In Zeiten von intelligenten Systemen, Hackern und Co verstehe ich nicht, warum ich als Frau eine mehr als eindeutig zweideutige Email erhalte. Ich nutze keine verklausulierte Emails, wie willig@ oder offenfür@, meine Email besteht aus meinem Namen, ganz spiessig und konservativ. Aber vielleicht ist auch Irina ein bißchen bi und Ivanka und Ivana auch. Ich hoffe nur für sie, dass im prüden Russland niemand über ihre ambivalenten Ambitionen Bescheid weiß.

Also liebe Irina, ich möchte Euch ein paar Tipps geben, wie es vielleicht bei dem Nächsten oder der Nächsten besser funktioniert:

1. Keine willentlichen und peinlichen Grammatik und Rechtschreibfehler: Ich schicke Dir ein Fotografien von mir … Du willst Geld von deinem Zukünftigen oder deiner Zukünftigen, somit ist vielleicht Naivität gut, aber Dummheit? Es reicht doch einfach zu schreiben ich schicke dir ein Foto oder Fotos.
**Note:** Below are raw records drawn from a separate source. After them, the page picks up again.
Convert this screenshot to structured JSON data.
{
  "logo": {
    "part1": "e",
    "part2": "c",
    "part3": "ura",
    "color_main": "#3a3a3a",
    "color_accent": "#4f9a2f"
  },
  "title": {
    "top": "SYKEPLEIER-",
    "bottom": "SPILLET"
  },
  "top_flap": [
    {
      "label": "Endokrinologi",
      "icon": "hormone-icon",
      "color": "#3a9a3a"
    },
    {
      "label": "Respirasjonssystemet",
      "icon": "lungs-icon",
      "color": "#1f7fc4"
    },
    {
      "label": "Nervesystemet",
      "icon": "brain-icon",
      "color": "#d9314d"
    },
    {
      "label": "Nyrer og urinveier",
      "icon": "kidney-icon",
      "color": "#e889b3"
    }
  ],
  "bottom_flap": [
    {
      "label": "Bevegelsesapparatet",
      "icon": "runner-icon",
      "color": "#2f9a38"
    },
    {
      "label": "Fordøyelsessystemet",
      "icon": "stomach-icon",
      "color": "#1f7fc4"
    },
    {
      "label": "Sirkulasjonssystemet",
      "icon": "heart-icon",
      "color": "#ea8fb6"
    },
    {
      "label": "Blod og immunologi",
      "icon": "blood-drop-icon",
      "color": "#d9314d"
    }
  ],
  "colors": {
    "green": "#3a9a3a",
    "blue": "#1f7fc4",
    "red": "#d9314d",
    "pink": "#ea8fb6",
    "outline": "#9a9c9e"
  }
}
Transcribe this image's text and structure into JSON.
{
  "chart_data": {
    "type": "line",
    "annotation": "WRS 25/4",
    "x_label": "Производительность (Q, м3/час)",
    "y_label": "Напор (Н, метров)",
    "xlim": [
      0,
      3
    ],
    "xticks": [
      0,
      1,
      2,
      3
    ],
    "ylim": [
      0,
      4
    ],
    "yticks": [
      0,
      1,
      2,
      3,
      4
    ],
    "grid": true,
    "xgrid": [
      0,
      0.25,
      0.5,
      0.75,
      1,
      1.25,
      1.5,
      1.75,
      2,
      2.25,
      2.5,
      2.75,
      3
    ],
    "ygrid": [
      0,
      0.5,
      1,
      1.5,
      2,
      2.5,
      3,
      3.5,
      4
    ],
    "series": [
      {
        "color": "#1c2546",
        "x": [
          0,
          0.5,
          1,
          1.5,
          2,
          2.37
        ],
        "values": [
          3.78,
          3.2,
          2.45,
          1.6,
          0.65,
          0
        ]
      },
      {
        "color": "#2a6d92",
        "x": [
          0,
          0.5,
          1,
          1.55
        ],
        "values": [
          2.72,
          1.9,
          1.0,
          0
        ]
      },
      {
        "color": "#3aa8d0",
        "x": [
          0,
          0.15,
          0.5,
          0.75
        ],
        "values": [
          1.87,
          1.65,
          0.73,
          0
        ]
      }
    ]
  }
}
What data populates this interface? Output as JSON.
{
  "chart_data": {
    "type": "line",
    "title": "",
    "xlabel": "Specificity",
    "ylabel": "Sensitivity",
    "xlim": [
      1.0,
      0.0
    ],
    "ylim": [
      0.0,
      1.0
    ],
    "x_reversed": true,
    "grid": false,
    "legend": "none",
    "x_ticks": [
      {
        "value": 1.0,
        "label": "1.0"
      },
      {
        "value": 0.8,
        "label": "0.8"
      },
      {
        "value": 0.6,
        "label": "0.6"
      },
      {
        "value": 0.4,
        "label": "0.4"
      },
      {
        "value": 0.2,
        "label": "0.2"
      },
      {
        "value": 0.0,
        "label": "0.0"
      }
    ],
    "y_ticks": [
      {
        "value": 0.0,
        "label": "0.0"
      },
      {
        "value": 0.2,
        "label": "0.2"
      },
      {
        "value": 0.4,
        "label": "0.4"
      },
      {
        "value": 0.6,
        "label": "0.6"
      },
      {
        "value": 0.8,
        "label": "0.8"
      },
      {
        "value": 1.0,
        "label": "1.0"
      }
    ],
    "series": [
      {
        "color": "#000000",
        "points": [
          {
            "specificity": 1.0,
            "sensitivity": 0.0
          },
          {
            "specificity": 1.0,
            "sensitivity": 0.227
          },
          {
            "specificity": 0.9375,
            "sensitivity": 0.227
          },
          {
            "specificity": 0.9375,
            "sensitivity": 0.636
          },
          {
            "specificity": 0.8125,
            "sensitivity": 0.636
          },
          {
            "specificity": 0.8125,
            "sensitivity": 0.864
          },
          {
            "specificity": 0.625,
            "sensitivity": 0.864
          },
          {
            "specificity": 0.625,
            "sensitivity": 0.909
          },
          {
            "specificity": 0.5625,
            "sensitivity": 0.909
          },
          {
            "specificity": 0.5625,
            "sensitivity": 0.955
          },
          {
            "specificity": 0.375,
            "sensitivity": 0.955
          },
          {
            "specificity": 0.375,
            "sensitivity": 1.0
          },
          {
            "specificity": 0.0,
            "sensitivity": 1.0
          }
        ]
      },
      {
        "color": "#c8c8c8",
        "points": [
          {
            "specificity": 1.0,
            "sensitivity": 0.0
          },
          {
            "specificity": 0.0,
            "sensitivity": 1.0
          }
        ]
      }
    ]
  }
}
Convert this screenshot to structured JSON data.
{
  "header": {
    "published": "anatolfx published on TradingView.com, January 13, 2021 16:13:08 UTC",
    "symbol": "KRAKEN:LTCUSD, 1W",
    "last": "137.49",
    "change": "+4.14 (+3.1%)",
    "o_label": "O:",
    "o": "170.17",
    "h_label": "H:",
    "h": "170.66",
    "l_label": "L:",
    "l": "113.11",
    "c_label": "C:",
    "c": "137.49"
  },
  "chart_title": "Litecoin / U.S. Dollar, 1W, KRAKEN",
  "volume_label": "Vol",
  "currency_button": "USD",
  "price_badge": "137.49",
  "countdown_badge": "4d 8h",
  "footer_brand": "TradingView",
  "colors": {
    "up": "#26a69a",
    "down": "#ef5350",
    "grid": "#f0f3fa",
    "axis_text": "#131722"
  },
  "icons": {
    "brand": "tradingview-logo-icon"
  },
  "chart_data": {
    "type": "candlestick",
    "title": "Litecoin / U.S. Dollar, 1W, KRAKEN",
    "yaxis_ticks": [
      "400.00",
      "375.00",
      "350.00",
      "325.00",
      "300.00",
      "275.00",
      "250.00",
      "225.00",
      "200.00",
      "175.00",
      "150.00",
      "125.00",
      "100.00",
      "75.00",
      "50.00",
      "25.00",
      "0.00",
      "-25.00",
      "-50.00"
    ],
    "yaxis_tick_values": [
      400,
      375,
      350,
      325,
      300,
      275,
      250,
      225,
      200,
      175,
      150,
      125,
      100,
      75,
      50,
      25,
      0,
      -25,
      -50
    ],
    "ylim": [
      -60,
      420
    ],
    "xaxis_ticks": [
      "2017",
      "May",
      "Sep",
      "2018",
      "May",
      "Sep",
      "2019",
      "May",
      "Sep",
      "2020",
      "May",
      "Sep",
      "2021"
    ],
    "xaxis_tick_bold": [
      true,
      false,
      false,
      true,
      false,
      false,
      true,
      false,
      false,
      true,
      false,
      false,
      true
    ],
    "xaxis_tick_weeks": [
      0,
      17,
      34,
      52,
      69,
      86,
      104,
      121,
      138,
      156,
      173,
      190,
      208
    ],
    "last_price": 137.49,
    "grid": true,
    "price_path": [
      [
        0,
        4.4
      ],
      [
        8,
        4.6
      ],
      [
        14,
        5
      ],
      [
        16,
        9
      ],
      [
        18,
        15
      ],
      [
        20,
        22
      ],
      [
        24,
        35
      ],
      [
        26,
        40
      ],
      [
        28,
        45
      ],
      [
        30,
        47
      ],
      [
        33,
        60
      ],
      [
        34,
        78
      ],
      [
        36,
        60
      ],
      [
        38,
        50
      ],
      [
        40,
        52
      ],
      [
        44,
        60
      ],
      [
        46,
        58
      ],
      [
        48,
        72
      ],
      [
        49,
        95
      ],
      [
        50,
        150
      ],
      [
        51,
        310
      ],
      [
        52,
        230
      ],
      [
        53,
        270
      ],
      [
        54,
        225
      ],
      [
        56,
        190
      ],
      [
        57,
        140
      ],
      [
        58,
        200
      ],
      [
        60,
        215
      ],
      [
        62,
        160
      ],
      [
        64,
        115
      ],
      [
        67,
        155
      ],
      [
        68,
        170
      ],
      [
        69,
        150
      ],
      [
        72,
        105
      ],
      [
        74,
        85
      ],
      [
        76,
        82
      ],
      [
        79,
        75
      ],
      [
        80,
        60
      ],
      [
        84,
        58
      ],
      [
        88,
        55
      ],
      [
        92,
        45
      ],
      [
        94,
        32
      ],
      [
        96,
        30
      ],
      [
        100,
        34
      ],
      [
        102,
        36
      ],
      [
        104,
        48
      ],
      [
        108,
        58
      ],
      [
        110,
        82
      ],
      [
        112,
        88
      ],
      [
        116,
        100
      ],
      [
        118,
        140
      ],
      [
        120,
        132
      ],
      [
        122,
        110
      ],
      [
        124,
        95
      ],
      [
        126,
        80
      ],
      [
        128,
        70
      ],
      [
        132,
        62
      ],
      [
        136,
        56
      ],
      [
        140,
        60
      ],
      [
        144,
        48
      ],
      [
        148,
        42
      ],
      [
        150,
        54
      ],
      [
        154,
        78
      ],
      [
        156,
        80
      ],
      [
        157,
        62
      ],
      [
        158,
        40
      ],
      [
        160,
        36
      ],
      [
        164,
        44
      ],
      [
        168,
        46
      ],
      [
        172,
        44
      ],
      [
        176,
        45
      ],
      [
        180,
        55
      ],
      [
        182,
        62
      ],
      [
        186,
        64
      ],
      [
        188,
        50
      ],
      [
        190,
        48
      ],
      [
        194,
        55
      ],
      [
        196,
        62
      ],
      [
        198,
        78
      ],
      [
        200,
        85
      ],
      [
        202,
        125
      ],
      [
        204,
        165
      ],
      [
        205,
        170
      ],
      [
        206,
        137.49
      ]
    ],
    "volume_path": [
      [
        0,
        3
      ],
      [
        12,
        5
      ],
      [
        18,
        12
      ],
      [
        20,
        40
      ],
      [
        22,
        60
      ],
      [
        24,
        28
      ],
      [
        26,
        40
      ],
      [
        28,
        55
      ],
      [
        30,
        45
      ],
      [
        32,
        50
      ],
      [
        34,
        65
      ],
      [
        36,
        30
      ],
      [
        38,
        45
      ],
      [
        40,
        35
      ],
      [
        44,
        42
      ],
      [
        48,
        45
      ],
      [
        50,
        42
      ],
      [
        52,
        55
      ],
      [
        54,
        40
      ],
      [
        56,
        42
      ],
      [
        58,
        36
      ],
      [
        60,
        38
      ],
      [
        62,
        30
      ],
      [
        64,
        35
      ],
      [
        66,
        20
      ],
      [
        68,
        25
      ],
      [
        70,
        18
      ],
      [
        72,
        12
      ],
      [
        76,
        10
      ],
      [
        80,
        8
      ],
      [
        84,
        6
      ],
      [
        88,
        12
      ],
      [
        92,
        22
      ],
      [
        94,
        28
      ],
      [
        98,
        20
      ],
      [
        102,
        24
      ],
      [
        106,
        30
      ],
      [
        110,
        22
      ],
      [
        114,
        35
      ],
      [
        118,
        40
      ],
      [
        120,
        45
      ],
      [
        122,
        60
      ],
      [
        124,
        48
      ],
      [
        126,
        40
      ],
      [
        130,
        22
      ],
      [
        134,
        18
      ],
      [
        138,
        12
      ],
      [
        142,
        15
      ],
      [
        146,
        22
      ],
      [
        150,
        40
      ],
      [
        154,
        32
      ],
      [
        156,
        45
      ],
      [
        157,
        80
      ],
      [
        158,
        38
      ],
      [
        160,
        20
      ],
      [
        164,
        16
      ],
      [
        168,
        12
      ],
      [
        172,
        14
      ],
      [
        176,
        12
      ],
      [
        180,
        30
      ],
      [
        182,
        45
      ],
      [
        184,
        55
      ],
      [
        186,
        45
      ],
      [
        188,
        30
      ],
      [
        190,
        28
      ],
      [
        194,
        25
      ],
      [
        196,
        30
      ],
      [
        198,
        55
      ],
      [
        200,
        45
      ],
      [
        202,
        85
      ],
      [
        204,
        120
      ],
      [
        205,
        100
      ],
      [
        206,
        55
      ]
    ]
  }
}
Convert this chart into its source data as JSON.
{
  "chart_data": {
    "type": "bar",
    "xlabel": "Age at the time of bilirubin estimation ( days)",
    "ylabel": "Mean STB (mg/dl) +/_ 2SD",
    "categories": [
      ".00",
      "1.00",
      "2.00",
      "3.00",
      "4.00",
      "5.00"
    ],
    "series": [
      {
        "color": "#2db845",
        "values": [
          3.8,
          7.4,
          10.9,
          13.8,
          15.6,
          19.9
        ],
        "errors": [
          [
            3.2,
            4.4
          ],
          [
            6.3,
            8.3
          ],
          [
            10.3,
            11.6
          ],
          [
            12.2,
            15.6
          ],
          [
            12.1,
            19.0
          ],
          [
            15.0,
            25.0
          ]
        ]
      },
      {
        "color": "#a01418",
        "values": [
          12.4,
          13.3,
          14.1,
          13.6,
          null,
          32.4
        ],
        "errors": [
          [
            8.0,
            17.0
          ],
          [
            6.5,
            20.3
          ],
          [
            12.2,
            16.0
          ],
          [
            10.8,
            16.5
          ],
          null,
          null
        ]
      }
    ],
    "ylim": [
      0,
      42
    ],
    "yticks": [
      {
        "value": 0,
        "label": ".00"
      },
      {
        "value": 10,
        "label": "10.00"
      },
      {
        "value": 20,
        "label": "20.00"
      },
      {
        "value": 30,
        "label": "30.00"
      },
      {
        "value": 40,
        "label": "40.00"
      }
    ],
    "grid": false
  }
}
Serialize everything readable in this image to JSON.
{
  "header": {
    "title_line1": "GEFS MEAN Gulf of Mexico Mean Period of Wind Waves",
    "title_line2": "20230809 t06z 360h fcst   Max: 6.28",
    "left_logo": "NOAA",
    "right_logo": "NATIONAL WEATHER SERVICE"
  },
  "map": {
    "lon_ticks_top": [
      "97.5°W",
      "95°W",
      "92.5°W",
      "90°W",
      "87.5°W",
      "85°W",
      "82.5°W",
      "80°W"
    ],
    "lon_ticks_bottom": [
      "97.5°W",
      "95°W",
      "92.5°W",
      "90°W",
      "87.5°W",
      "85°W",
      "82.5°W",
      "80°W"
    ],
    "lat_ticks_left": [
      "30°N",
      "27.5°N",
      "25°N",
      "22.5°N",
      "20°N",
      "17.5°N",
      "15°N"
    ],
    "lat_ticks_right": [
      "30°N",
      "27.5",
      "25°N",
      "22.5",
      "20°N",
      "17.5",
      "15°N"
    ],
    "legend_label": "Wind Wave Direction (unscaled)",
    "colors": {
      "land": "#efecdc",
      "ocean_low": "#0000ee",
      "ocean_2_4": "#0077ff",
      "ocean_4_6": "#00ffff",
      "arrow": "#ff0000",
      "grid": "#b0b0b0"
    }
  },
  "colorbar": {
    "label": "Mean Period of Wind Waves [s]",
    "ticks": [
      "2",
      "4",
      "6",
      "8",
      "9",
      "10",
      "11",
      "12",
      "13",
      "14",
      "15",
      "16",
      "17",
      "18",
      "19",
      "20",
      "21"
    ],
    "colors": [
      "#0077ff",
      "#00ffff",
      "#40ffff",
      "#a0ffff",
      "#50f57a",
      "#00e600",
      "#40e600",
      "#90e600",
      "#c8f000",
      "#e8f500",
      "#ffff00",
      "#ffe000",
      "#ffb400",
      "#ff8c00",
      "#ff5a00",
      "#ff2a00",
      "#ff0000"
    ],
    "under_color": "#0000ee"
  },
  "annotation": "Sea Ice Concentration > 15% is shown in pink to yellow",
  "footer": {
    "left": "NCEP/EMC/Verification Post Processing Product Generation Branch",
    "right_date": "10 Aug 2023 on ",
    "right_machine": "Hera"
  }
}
2. Hat es Dir gefallen, wie ich aussehe? Wie würdest du dich fühlen, wenn ich sage Nein? Als Frau fragt man das nicht und wenn wir den ganzen Datingbibeln Glauben wollen, dann verschreckt das einen Mann. Weil was ist dann die nächste Frage? Findest Du, dass ich dick bin? Alleine diese Frage senkt die Antwortwahrscheinlichkeit auf gegen 0 %. Vor allem, das das beigefügte Foto viel zu wenig offenherzig ist, als dass es jetzt irgendjemanden aufgeilen könnte. Blond, Ostblock und zu viel angezogen.

3. Die Frage „erinnerst du dich an mich“ ähnelt sehr der „sehe ich gut aus“. Wer sich auf Datingplattformen herumtreibt und scheinbar nicht weiter kontaktiert wird, sollte sich fragen, ob die andere Person wirklich auf sie steht. Daher würde ein „erinnerst du dich an mich“ mir eher gruselig vorkommen.

Liebe Irinas und Co, es sind vielleicht nur kleine erste Hinweise, aber nehmt sie ernst. Oder vielleicht sollten sich die Hintermänner dieser Betrüger-Spam-Emails einfach einmal mit klassischem Direct Marketing beschäftigen. Aber vielleicht auch besser nicht.